Emerging treatments
Hemostatic therapy
Cilostazol (a phosphodiesterase-3 inhibitor) has been shown to have protective properties on endothelial cells, vascular smooth muscle cells, and the blood-brain barrier; clinical trials are needed to investigate if such properties would be of benefit in hemorrhagic stroke or prevention of hematoma expansion.[157][158][159]

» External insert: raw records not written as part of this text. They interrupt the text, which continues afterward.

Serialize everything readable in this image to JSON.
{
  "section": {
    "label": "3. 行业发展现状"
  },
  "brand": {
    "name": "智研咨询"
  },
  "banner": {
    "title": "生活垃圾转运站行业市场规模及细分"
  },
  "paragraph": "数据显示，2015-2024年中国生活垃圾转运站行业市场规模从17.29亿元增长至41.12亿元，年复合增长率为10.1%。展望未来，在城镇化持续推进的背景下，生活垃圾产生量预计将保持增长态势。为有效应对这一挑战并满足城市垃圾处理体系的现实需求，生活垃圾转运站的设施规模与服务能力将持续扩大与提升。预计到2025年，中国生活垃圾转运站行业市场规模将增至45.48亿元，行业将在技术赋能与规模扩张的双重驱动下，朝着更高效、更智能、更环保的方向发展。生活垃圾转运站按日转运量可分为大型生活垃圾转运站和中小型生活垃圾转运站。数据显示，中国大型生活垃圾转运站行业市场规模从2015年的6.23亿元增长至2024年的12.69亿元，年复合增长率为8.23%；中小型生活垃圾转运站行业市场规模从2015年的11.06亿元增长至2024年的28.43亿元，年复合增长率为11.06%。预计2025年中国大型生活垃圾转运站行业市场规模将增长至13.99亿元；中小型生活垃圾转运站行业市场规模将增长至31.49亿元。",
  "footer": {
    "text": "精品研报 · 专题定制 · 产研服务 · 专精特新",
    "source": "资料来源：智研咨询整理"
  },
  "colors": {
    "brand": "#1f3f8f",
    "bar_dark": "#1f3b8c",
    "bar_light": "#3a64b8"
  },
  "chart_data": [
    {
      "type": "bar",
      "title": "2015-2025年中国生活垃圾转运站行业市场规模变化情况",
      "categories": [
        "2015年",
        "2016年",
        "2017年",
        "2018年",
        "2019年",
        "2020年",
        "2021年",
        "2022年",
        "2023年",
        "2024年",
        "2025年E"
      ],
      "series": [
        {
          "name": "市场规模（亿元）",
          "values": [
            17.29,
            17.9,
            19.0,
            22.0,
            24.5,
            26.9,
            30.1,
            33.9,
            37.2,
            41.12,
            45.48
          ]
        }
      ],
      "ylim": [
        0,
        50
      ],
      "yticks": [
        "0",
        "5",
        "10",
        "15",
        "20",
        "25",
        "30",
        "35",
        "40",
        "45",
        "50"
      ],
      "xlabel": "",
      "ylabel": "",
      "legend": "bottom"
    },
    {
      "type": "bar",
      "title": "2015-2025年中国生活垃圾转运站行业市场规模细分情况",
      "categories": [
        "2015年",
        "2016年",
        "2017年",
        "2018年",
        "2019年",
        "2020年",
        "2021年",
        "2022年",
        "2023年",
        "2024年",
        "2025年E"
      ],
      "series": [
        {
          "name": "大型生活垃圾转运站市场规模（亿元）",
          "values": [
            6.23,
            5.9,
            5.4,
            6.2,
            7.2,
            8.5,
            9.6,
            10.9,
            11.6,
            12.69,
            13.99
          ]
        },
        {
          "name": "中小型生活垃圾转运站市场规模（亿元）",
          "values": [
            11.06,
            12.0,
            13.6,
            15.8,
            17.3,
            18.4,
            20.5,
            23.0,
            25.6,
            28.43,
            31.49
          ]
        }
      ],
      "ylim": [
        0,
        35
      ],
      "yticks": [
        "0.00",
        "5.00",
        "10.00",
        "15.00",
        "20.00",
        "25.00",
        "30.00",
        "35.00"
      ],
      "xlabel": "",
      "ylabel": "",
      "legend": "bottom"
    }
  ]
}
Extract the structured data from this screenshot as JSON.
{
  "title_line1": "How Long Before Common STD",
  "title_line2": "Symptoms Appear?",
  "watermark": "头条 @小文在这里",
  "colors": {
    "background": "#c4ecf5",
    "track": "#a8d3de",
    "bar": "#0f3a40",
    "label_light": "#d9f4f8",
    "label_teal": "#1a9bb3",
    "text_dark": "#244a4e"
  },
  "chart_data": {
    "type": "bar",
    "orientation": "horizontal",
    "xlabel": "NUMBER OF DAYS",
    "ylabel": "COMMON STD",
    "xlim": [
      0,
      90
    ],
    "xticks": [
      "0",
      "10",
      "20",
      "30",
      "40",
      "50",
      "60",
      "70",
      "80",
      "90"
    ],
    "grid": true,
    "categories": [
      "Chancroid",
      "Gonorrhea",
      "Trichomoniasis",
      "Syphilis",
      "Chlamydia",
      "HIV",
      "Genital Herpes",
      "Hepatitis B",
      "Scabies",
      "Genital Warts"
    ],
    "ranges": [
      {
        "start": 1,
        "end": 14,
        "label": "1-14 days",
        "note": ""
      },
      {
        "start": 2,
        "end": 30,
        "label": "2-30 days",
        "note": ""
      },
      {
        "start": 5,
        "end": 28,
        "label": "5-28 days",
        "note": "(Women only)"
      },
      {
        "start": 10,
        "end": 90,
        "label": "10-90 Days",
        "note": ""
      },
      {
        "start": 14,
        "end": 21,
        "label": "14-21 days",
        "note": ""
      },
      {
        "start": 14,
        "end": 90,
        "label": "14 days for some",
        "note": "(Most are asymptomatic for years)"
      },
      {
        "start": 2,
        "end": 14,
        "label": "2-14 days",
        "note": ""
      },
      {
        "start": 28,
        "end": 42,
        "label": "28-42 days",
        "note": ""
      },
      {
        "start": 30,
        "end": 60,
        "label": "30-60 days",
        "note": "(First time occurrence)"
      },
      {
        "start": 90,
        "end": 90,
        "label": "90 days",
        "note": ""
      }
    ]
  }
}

Novel rehabilitation techniques
Noninvasive brain stimulation with transcranial direct current stimulation (tDCS) and repetitive transcranial magnetic stimulation (rTMS) are being studied. Such methods may increase functional recovery, when compared with traditional physical therapy, via neuromodulatory pathways.[160][161][162] However, there is insufficient evidence to currently support their use in clinical practice. A device that uses brain-computer interface control of a robotics-powered exoskeleton may help stroke survivors regain hand and arm function. The device is approved by the US Food and Drug Administration (FDA) for patients 18 years and older who are at least 6 months post-stroke to facilitate muscle re-education and for maintaining or increasing range of motion. An exoskeleton (robotic hand brace) opens and closes the affected hand using spectral power from electroencephalographic (EEG) signals from the unaffected hemisphere associated with imagined hand movements of the paretic limb.[163]